The Pakistani population is smaller than that of Sheffield, seven miles away, but the welcome for them has never been warm; many old Socialists grumbled when Naz Ahmed, a councillor, was appointed to the House of Lords this year. "Don't get many of you around 'ere" was a comment this reporter, an Iranian, received in several pubs in the suburbs: it was delivered in a tone that suggested that change would not be entirely welcomed.
Rotherham is trying to inculcate an enterprise culture, whose participants may eventually find their natural home inside the party of Margaret Thatcher: 1,200 jobs have been created in the past year, many in the high-tech sector; the rate of new business start-ups is one of the highest in the region. The most typical voter attitude of the youngest generation is apathy and hostility, not Labour allegiance.
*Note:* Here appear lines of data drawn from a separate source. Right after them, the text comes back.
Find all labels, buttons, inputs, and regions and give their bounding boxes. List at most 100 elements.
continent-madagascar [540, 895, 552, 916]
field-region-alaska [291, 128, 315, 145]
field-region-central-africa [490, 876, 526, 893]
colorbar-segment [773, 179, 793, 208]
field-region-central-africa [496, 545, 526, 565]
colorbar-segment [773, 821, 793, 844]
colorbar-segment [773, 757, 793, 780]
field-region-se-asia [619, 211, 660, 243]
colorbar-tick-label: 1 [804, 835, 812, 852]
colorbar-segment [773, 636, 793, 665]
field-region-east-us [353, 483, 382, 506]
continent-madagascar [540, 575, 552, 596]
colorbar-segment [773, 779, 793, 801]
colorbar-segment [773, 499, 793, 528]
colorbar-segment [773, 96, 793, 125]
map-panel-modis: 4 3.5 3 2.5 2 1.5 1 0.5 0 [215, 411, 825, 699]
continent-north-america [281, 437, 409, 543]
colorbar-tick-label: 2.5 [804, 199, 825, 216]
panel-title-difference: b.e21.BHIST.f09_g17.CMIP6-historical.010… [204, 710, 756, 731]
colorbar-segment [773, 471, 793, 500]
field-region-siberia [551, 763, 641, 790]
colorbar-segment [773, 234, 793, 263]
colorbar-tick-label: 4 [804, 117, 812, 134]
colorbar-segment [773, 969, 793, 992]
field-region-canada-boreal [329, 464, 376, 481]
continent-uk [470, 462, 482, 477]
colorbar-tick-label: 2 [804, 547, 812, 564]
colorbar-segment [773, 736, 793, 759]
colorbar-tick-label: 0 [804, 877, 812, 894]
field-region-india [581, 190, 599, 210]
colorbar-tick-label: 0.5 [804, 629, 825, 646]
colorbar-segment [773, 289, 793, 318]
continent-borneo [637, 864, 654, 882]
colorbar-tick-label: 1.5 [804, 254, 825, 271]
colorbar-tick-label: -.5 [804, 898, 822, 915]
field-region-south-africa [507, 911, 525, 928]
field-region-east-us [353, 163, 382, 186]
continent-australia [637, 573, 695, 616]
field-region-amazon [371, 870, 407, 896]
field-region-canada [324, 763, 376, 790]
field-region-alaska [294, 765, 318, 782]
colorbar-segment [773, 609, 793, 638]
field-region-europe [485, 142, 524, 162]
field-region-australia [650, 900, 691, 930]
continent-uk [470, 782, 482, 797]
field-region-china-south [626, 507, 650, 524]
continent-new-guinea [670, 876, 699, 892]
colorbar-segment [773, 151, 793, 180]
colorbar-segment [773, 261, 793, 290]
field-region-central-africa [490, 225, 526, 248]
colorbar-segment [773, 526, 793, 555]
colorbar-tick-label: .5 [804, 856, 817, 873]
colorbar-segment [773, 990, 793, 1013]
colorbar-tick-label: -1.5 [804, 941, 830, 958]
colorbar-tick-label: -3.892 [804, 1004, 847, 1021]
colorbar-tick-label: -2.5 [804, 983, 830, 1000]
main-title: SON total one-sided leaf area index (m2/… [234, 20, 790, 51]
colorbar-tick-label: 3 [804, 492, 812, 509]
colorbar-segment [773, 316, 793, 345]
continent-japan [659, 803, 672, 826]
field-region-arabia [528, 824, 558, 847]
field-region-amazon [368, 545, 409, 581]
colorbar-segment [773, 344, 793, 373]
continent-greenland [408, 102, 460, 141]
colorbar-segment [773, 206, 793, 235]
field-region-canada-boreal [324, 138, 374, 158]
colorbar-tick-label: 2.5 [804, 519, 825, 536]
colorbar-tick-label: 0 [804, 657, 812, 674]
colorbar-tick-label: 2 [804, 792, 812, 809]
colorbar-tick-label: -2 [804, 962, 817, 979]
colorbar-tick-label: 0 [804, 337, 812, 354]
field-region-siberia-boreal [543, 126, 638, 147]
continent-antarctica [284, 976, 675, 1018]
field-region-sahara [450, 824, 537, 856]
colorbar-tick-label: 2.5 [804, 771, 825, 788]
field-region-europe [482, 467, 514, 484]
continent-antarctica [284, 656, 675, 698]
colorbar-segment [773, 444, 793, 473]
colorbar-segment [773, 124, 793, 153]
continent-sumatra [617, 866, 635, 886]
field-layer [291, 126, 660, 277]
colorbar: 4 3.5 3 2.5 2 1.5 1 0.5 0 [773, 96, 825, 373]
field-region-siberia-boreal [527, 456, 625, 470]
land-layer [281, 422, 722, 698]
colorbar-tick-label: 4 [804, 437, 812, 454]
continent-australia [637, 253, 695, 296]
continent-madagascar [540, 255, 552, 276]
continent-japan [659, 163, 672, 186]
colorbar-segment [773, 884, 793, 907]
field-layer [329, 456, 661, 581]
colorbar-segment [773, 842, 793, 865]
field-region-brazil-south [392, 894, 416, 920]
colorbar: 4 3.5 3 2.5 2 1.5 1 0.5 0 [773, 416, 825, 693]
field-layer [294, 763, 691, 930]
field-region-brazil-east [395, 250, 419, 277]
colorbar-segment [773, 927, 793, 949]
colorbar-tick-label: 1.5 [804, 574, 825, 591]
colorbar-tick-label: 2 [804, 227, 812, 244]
The young are Britain's poor, and their politics are those of drugs, alcohol and despair. Even those with jobs have little time for politics. "I'll vote for whatever party provides best for my little girl," said Susan Whiteley, who works in a household goods shop. "Even though she ruined this place, I think Britain needs somebody like that Thatcher. At least she knew what she thought. None of this lot do."
Marie Hodgkinson, managing a shop in the town's arcade, said: "Do any of them down there know what it's like to be a shop manager and still have to save up for weeks every time you want to have a meal out? ... We earn in five years what an MP earns in one, and we work harder."